UK Takeover Code to distinguish between offer "commitments" and "intentions"

Out-Law News | 16 Sep 2014 | 5:31 pm | 1 min. read

The body which oversees and regulates UK takeovers has proposed stricter regulation of commitments made by parties to an offer during acquisition talks, as distinguished from the parties' broad intentions.

The Takeover Panel, which enforces the Takeover Code setting out the procedures which regulate companies in a takeover situation, said that the changes were prompted by "far-reaching and long-term" statements made by US pharmaceuticals company Pfizer during its aborted bid for the UK's AstraZeneca. Pfizer said that it would make a number of commitments, valid for a minimum of five years, relating to the firm's investment and workforce post-merger.

The main change proposed by the Takeover Panel would introduce a distinction between, what the panel has called, 'post offer undertakings', to which stricter requirements would apply, and 'post-offer intention statements'. It is consulting on the changes until 24 October (48-page / 150KB PDF), and plans to introduce them before the end of this year.

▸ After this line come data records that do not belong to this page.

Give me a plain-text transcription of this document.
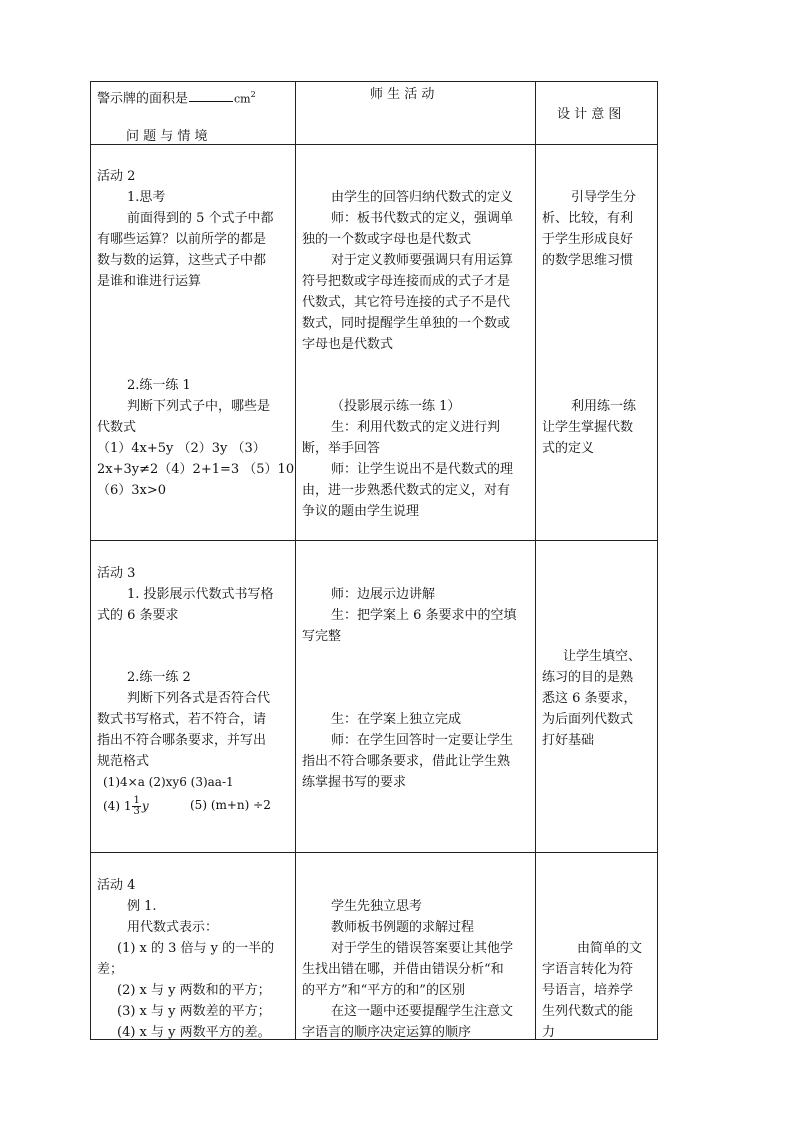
警示牌的面积是	$cm^2$
问 题 与 情 境
师 生 活 动
设 计 意 图
活动 2
1.思考
前面得到的 5 个式子中都
有哪些运算？以前所学的都是
数与数的运算，这些式子中都
是谁和谁进行运算
2.练一练 1
判断下列式子中，哪些是
代数式
（1）4x+5y （2）3y （3）
2x+3y≠2（4）2+1=3 （5）10
（6）3x>0
由学生的回答归纳代数式的定义
师：板书代数式的定义，强调单
独的一个数或字母也是代数式
对于定义教师要强调只有用运算
符号把数或字母连接而成的式子才是
代数式，其它符号连接的式子不是代
数式，同时提醒学生单独的一个数或
字母也是代数式
（投影展示练一练 1）
生：利用代数式的定义进行判
断，举手回答
师：让学生说出不是代数式的理
由，进一步熟悉代数式的定义，对有
争议的题由学生说理
引导学生分
析、比较，有利
于学生形成良好
的数学思维习惯
利用练一练
让学生掌握代数
式的定义
活动 3
1. 投影展示代数式书写格
式的 6 条要求
2.练一练 2
判断下列各式是否符合代
数式书写格式，若不符合，请
指出不符合哪条要求，并写出
规范格式
(1)4×a (2)xy6 (3)aa-1
(4) $1 \frac{1}{3}$ y	(5) (m+n) ÷2
师：边展示边讲解
生：把学案上 6 条要求中的空填
写完整
生：在学案上独立完成
师：在学生回答时一定要让学生
指出不符合哪条要求，借此让学生熟
练掌握书写的要求
让学生填空、
练习的目的是熟
悉这 6 条要求，
为后面列代数式
打好基础
活动 4
例 1.
用代数式表示：
(1) x 的 3 倍与 y 的一半的
差；
(2) x 与 y 两数和的平方；
(3) x 与 y 两数差的平方；
(4) x 与 y 两数平方的差。
学生先独立思考
教师板书例题的求解过程
对于学生的错误答案要让其他学
生找出错在哪，并借由错误分析“和
的平方”和“平方的和”的区别
在这一题中还要提醒学生注意文
字语言的顺序决定运算的顺序
由简单的文
字语言转化为符
号语言，培养学
生列代数式的能
力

The Takeover Code does not currently distinguish between voluntary commitments made by parties to an offer, and statements of intention. This is because it effectively deems any statements about the future business of the target company and the continued employment of its employees as binding for 12 months, unless there is a material change of circumstances. It also does not contain any mechanisms which the Takeover Panel can use to monitor compliance with any commitments.

In its consultation, the Takeover Panel's Code Committee said that the current rules had the potential to create uncertainty. In addition, the existing provision that statements of intention will be deemed to be binding commitments could deter parties to an offer from making "informative statements as to their intentions for the business and employees of the offeree company"; something that could be exacerbated by "the recent public focus on this issue" unless changes were made.

If the changes are adopted, 'post-offer undertakings' will become binding on parties for the period of time specified in the undertaking, which will usually be 12 months, unless any qualifications or conditions set out in the undertaking apply. 'Post-offer intention statements' need only be accurate statements of the party's intentions at the time that they are made, and must be based on reasonable grounds.

Parties which make binding post-offer undertakings would be required to submit periodic written reports to the Takeover Panel, setting out whether those commitments had been completed within the specified period of time and, if not, the progress made to date and expected timetable for completion. The Takeover Panel would also be able to require parties to appoint an independent supervisor to monitor compliance with the undertaking.

The Takeover Panel can make rulings to secure compliance with the requirements of the Code, and can apply to have these enforced in the courts. The consultation makes it clear that these powers apply to parties' statements of intention. To date, the Takeover Panel has never sought enforcement through the courts.